Data juga menunjukkan hipertensi tidak hanya terjadi pada orang lanjut usia, melainkan kelompok umur di bawah 45 tahun, bahkan pada usia remaja atau dewasa muda. Salah satu cara menghindari risiko hipertensi ini adalah dengan cek rutin kesehatan kita, termasuk mengukur tekanan darah rutin di rumah.
Banyak sekali manfaat rutin mengukur tekanan darah, seperti membantu diagnosis dini, mengantisipasi risiko hipertensi, mengurangi risiko stroke hingga penyakit jantung, dan mengevaluasi pengobatan.
Lantas kapan waktu terbaik mengukur tekanan darah?
Ketua Perhimpunan Dokter Hipertensi Indonesia, dr Eka Harmeiwaty, Sp.N menganjurkan mengukur tekanan darah pada pagi hari satu jam setelah bangun tidur.

“Setelah buang air tapi dalam keadaan perut kosong. Diukur sebanyak tiga kali terus diambil rata-rata,” ujar dr Eka dalam acara Beat Hypertension 2024, Jumat (27/5/2024).

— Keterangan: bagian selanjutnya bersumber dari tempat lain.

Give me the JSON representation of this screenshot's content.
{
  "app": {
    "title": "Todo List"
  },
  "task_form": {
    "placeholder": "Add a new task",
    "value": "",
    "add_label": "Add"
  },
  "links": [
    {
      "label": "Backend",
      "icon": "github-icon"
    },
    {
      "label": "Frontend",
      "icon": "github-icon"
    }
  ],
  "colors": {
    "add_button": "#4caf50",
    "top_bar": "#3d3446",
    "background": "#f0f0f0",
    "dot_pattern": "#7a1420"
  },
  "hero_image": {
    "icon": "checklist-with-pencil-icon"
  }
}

Selain itu, dianjurkan juga cek tekanan darah pada malam hari setelah makan malam. Hal ini dilakukan untuk memastikan sebelum tidur tekanan darahnya rendah.
“Jadi kalau malam hari tekanan darahnya harus lebih rendah dari pagi hari. Sekarang ceknya sudah pakai digital semua untuk diagnostik,” tuturnya.
Sementara itu, untuk cek tekanan darah sebaiknya dimulai dari usia 18 tahun. Menurut dr Eka durasi waktunya pun disesuaikan dengan hasil tekanan darah di awal dan faktor risikonya.
“Kalau tensinya masuk kategori grade satu terus ada faktor risiko genetik, pengecekannya harus lebih sering. Tapi kalau hasilnya optimal dan tidak ada faktor risiko bisa dilakukan 3-5 tahun sekali,” katanya.